Photos from my hometown newspaper make we want to cry. Officers in riot gear are marching through Spokane, Washington's downtown, like storm troopers. People run through a cloud of tear gas alongside a park famous for its clock tower and hand-carved carousel. These scenes have happened in a place I love, where my children were born.
Across America, incidents like this are being replicated, like a grim Choose Your Own Adventure where some people pick peaceful protest, others throw rocks, burn buildings and loot, and no one chooses to get shot with rubber bullets, blasted with noxious gas or to die.
Protests have been rolling out across the United States as people seek to call attention to police violence. It comes after George Floyd, a black man in Minneapolis, died late last month after a white officer kneeled on his neck for nearly nine minutes.
It was the latest in a string of police killings of unarmed black men - and sometimes, women - in America.
The mistreatment of black and brown people by law enforcement officers is well-documented in the US. It's built on 400 years of slavery, segregation, inequality and injustice. Black and brown people have always known this. Pale people have always had agency to pretend racism doesn't exist.
The problem of raising children in a racially unjust world is universal. And many African American parents caution kids that skin colour makes them instantly suspicious. It puts them at higher risk for violence and even death by cop.
Here in New Zealand, data released in February by JustSpeak shows police are almost twice as likely to send a first-time Māori offender to court than a Pākehā. More than half Aotearoa's prison population is Māori, despite Māori making up only 15 per cent of the general population.
Police Minister Stuart Nash says New Zealand's police has no issues with systemic racism and the organisation is addressing unconscious bias. But professor Khylee Quince, of Auckland University of Technology's School of Law, told Radio NZ earlier this week: "I think we can refute any claims of there not being racism in the New Zealand police with their own data."
Quince says data shows Māori are almost nine times more likely to have a dog set upon them, or to have an armed response in relation to policing.

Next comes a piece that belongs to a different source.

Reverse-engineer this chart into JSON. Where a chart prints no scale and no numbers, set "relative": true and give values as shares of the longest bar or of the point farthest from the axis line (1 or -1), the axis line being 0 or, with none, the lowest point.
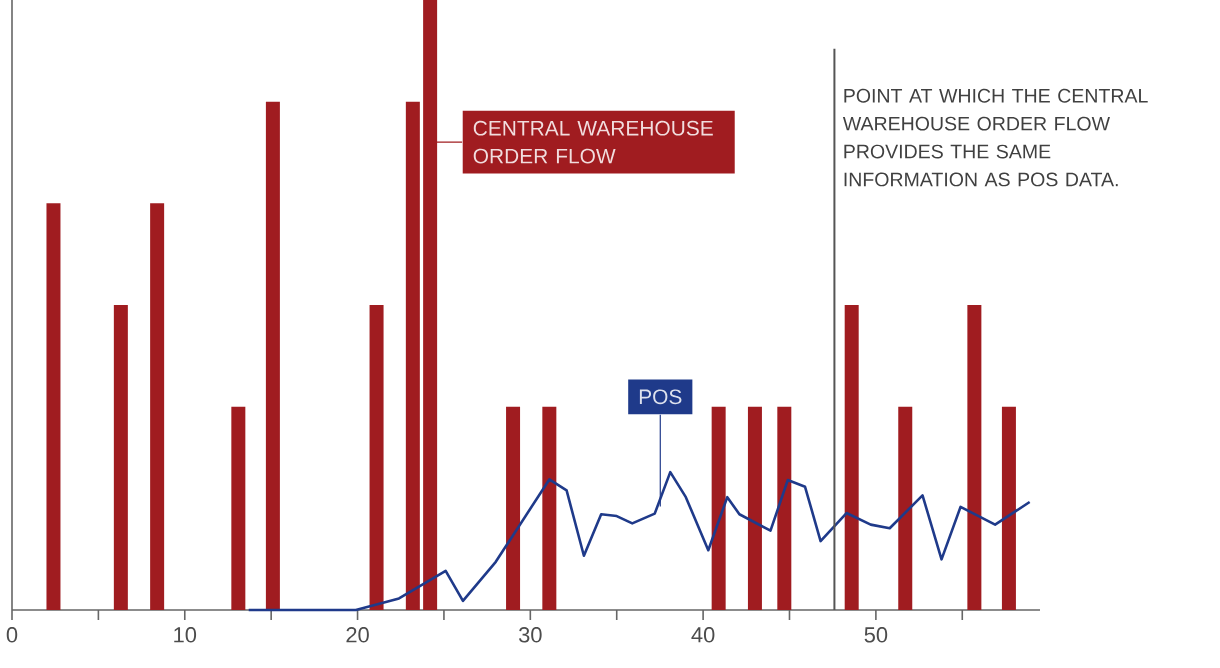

No matter where we live, our institutions - governments, healthcare systems and our police forces - reflect society. Director Taika Waititi said in 2018 New Zealand was "racist as f**k". Does it not stand to reason some of those attitudes permeate every profession, including law enforcement?
Back across the pond, a white woman in New York City named Amy Cooper was recently recorded confronting a black man who had asked her to comply with the law by leashing her dog.
"I'm going to call the police and say an African American man threatened my life." Then, she did it. Cooper tried to weaponise police against a birdwatching black man.
Author and professor of religion Jennifer Harvey wrote a piece for CNN called, "How Do I Make Sure I'm Not Raising The Next Amy Cooper?" She said most white parents today grew up in families where silence was the norm. These same parents are passing silence to their kids. Harvey says this enables us and our offspring to remain blind to racial inequality. We tell our kids to be colour blind, even to embrace diversity. "...but we say this while failing to notice we're expecting children to be magically immune from the same racism-induced tensions that get in the way of white adults successfully navigating diversity and sustaining interracial relationships."
We let silence speak. Often, it reinforces racism, when Harvey says we should instead teach what equality means and model anti-racism. "...in white families, we cannot wait to talk about it with our children, because segregation is so deep that if we just wait, it will never come up."
Unless you have teens with an Instagram account. The issue of police brutality against black people became a hot topic after my 14-year-old saw the video of George Floyd's death. I won't watch that scene, and I wish my son hadn't witnessed it.
"That officer should get the death penalty," he said. "So should the [three] other cops who watched the guy die. This makes me hate police."
"No. No, no, no…" I say. I tell my son every profession has bad apples, though most jobs do not involve balancing vulnerable people's lives on a knife-edge.
"It's not right. The other officers should be prosecuted, too,'' I say.
As I write, the charge against Derek Chauvin has been elevated to second-degree murder, and the other three former officers have been charged with aiding and abetting. The fact they did nothing to prevent Floyd's death is an indictment not only of them but of a culture that talks about racial equality while perpetuating racial discrimination. What kind of society incubates attitudes that would allow such deplorable behaviour: a knee on another man's neck while that human pleads for his life?
We are more than autonomous individuals, squawking about rights, acting purely from self-interest. We are part of something greater. A community. When one of us hurts, we all hurt.
Demanding change from institutions is possible only after we've had a good look in the mirror. Change happens when we decline to laugh at a racist joke and question stereotypes. We'll do this because our families, friends and especially - our children - are paying attention. Even if we can't see a difference in others' attitudes, we can bolster belief in our own.
I look again at news from Spokane to try to find reason for hope. There's a photo of a police officer wearing a helmet and face shield. He kneels while shaking a black man's hand. His gesture is a reminder it's never enough to simply say, "I'm not racist."
Dr Martin Luther King Jr said, "He who passively accepts evil is as much involved in it as he who perpetuates it".
Our loved ones and our descendants will consider our actions - and our failure to act - rather than remember our words.